Public AED use in out-of-hospital cardiac arrest cases increased during 2021
- In 2021, St John performed resuscitation on 1115 out-of-hospital cardiac arrest (OHCA) patients in 2021 (up from 1086 in 2020), of which 20.6 per cent survived to hospital handover.
- Bystanders provided CPR to 82 per cent of OHCA patients, and AED pads were applied to 157 patients, up 45 per cent over five years.
- In the cases when community AED shocks were deployed, patients’ survival percentages more than doubled.
St John WA welcomes evidence two of the major drivers to surviving out-of-hospital cardiac arrest (OHCA) – bystander CPR and bystander use of defibrillators – improved in 2021.
St John performed resuscitation on 1115 cardiac arrest patients in 2021 (up from 1086 in 2020), of which 20.6 per cent survived to hospital handover (230 patients had a pulse on arrival at emergency departments, up from 224 in 2020).
Encouragingly, bystanders provided CPR to 82 per cent of OHCA patients – an increase of 2 per cent on 2020, and an increase of 10 per cent over five years. Furthermore bystanders applied Automated External Defibrillator (AED) pads to 157 patients, up from 134 in 2020 and 86 in 2017 (a 45 per cent increase over the past five years).
“Community AEDs are unequivocally associated with improved survival and where a shock was delivered by a community AED, 53.6 per cent of patients achieved Return of Spontaneous Circulation (ROSC) at ED compared to 20.6 per cent of cases in general, and 46.4 per cent of patients survived to 30 days post event compared to 10.5 per cent of cases in general,” St John Head of Clinical Services Rudi Brits said.
While 30-day survival for out-of-hospital cardiac arrest patients decreased slightly to 10.5 per cent as part of a downward trend in recent years (11.6 per cent in 2020, and 12.5 per cent in 2019), this has been in the context of the COVID-19 pandemic. A potential factor in survival remaining relatively robust amid the challenges of recent years is the continued strengthening of the Chain of Survival for cardiac arrest patients.

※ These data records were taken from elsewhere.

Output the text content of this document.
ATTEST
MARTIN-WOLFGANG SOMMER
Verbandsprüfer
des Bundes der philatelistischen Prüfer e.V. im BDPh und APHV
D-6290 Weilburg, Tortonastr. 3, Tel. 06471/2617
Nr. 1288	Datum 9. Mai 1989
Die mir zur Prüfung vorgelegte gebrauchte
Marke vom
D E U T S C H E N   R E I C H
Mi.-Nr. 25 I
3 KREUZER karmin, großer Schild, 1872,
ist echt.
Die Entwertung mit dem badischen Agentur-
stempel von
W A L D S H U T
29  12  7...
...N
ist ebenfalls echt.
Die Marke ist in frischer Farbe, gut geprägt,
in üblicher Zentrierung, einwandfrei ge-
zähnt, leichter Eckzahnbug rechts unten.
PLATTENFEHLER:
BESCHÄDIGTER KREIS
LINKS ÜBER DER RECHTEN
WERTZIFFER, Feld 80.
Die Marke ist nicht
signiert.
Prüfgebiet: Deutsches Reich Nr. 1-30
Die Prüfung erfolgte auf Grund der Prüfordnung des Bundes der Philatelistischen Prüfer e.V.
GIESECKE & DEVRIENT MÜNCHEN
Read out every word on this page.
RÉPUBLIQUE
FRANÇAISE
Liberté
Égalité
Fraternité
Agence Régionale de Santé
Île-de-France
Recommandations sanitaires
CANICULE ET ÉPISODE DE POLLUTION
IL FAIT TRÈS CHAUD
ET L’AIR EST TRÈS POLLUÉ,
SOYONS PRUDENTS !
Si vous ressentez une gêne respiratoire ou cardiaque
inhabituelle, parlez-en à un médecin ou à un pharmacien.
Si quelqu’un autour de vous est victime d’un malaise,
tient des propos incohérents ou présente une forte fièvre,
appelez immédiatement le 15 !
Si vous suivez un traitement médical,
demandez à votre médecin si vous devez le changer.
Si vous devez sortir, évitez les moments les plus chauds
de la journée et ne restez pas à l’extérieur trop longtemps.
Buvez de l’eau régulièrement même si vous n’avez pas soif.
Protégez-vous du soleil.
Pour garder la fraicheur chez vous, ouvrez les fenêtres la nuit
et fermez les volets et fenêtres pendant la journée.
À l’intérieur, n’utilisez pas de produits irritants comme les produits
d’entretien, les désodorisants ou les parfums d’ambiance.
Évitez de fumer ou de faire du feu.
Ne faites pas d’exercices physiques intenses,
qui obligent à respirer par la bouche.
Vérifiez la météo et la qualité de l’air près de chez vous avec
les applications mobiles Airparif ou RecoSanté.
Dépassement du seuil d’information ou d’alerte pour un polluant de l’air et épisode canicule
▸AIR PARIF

The Chain of Survival is the sequence of interventions that together improve patients’ chances of survival in an out-of-hospital cardiac arrest. Bystanders calling Triple Zero (000) for help, providing CPR, and using a publicly available AED make up the first three important steps in the minutes before paramedics arrive, with ambulance care and hospital care being the last two steps.
“St John’s efforts to strengthen the Chain of Survival through public messaging is clearly working,”
“While COVID-19 in 2021 caused intermittent periods of restriction, lockdown and community uncertainty, patient survival and bystander CPR rates remained robust, with AED use continuing to grow.
“For every minute that passes without receiving a resuscitation attempt in the form of CPR or an AED shock, a cardiac arrest patient’s chance of survival decreases by 10 per cent, with the first five minutes proving the most critical.”
St John has developed a network of more than 7000 registered AEDs over the past decade.
Sadly 69 per cent of OHCA events occur in a private home, where they often go unwitnessed, have no access to an AED and/or the person delivering CPR has no immediate help and becomes fatigued.
“We at St John remain mindful of those who did not survive OHCA in Western Australia and we continue our efforts to improve pre-hospital systems and practice, with our median ambulance response times to OHCA calls remaining under 10 minutes in the metro area and improving to being less than 13 minutes in rural and remote areas,“ Mr Brits said.
“Sadly, the number of patients presenting with a shockable initial arrest rhythm – who generally have much higher survival – dropped to 258 adults as compared to 282 in 2020. The reason for this change is not clear, but it will be monitored going forward.”
This Out of Hospital Cardiac Report was prepared through a collaboration with the Pre-hospital, Resuscitation and Emergency Care Research Unit at Curtin University as an extension of the work of the late Professor Ian Jacobs, who had the vision and foresight to establish the first OHCA registry in the Australia and New Zealand region.
The registry compiles cardiac arrest data associated with the dispatch system, ambulance care records and patient care journeys through the hospital systems.